La ressemblance de la scène avec Bloody Mary est frappante: la salle de bain, le livre qui remplit exactement le rôle du miroir, le sang, de surcroît sang de l’utérus. On peut donc prendre pour hypothèse qu’Ofelia vient de se faire révéler l’annonce de sa puberté. Or un des traits les plus évidents de ce film, c’est que la quête magique d’Ofelia ne se mêle jamais avec la guerre des adultes (l’histoire se passe au coeur même d’une bataille entre franquistes et brigades rouges): ce trait est sans cesse rappelé, que ce soit par la désapprobation de sa mère ou par les questions d’Ofelia à la servante avec qui elle se lie d’amitié.
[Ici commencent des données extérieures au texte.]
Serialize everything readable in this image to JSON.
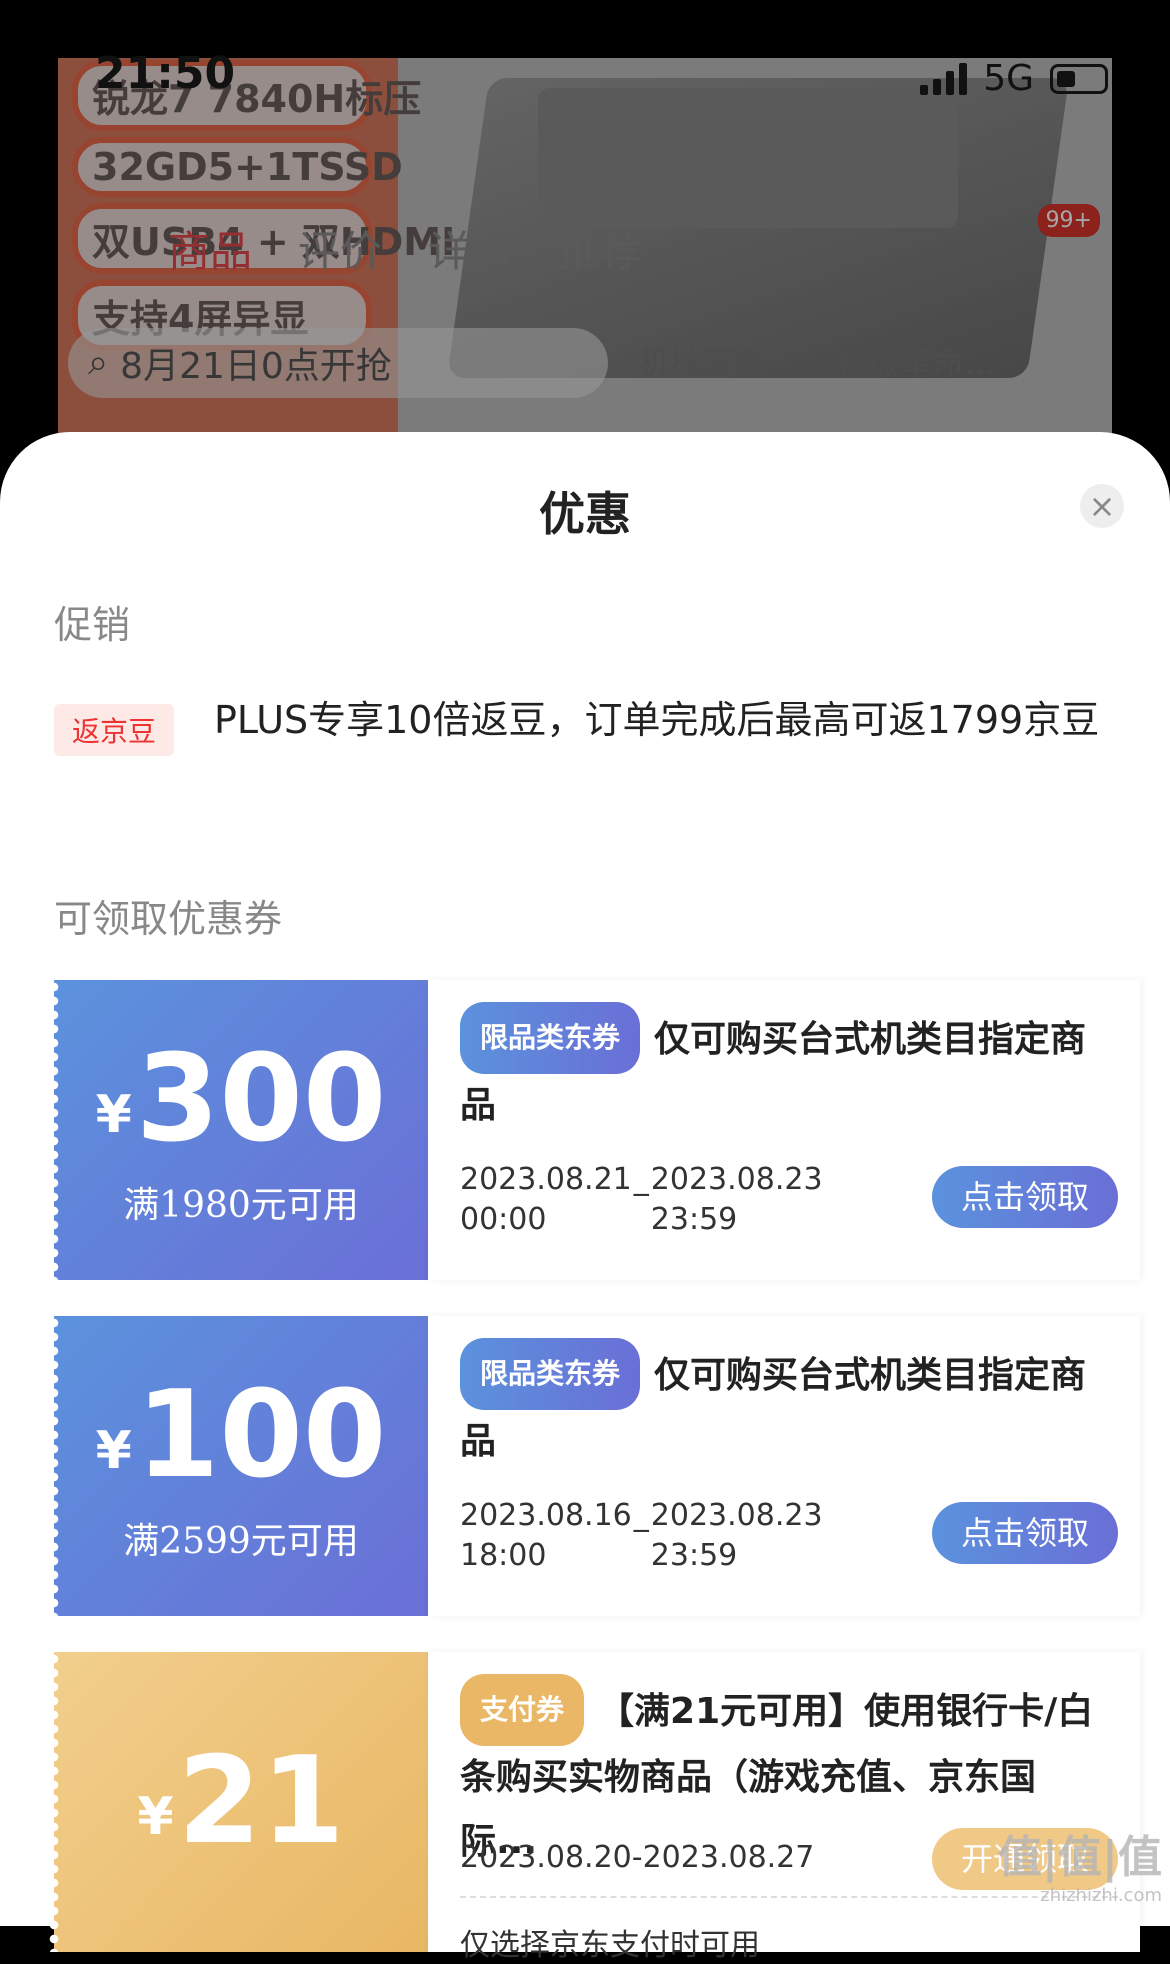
{
  "status": {
    "time": "21:50",
    "network": "5G"
  },
  "background": {
    "promo_lines": [
      "锐龙7 7840H标压",
      "32GD5+1TSSD",
      "双USB4 + 双HDMI",
      "支持4屏异显"
    ],
    "tabs": [
      "商品",
      "评价",
      "详情",
      "推荐"
    ],
    "active_tab": "商品",
    "badge": "99+",
    "search_text": "8月21日0点开抢",
    "chips": [
      "机械革命",
      "机械革命..."
    ]
  },
  "sheet": {
    "title": "优惠",
    "promo_section": "促销",
    "promo_tag": "返京豆",
    "promo_text": "PLUS专享10倍返豆，订单完成后最高可返1799京豆",
    "coupon_section": "可领取优惠券"
  },
  "coupons": [
    {
      "symbol": "¥",
      "amount": "300",
      "condition": "满1980元可用",
      "tag": "限品类东券",
      "title": "仅可购买台式机类目指定商品",
      "start_date": "2023.08.21",
      "start_time": "00:00",
      "end_date": "2023.08.23",
      "end_time": "23:59",
      "button": "点击领取"
    },
    {
      "symbol": "¥",
      "amount": "100",
      "condition": "满2599元可用",
      "tag": "限品类东券",
      "title": "仅可购买台式机类目指定商品",
      "start_date": "2023.08.16",
      "start_time": "18:00",
      "end_date": "2023.08.23",
      "end_time": "23:59",
      "button": "点击领取"
    },
    {
      "symbol": "¥",
      "amount": "21",
      "tag": "支付券",
      "title": "【满21元可用】使用银行卡/白条购买实物商品（游戏充值、京东国际...",
      "dates": "2023.08.20-2023.08.27",
      "button": "开通领取",
      "note": "仅选择京东支付时可用"
    }
  ],
  "watermark": {
    "main": "值|值|值",
    "sub": "zhizhizhi.com"
  },
  "colors": {
    "accent_blue": "#5b92dd",
    "accent_gold": "#e9b766",
    "promo_red": "#e33333"
  }
}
Ofelia, au moment même où elle doit devenir adulte, s’enfonce dans l’enfance.

Mais étrangement, cette quête, qui semblait devoir mener vers l’innocence éternelle se termine sur une scène tout aussi chargée symboliquement que la scène du livre ensanglanté: après avoir kidnappé son petit frère, elle refuse qu’il paie de son sang le prix pour qu’elle puisse accéder au royaume magique, et croit voir pour cette raison la porte vers celui-ci fermé à tout jamais. Elle se retourne et trouve en face d’elle son demi-père, qui, furieux, lui prend le bébé et la tue d’une balle de revolver. Ofelia tombe, sa main au dessus de la porte magique: de celle-ci coule quelques goutte de son sang. C’est ce sang-là, le sien, qui lui permet finalement d’accéder à son royaume merveilleux, et on a une image d’Ofelia, vêtu de vêtement royaux un monde fantastique. Puis le film se termine sur une image de la servante, inconsolable sur la dépouille ensanglantée de la fillette. À la suite du rapprochement avec Bloody Mary, comment ne pas y voir un symbole de la toute première menstruation, et une fabuleuse évocation du tragique et du merveilleux qu’elle porte?

Cette histoire évoque en moi toutes sortes de souvenir, de L’exorciste aux paroles d’une amie qui se plaignait que ses parents soient un peu endeuillés de la petite fille qu’elle était. Je n’ai pas tout lié comme il faut, mais je voudrais bien comprendre le fin mot de cette histoire. Un pan de matière empirique s’est dévoilé à moi, et je veux qu’il me livre ses secrets.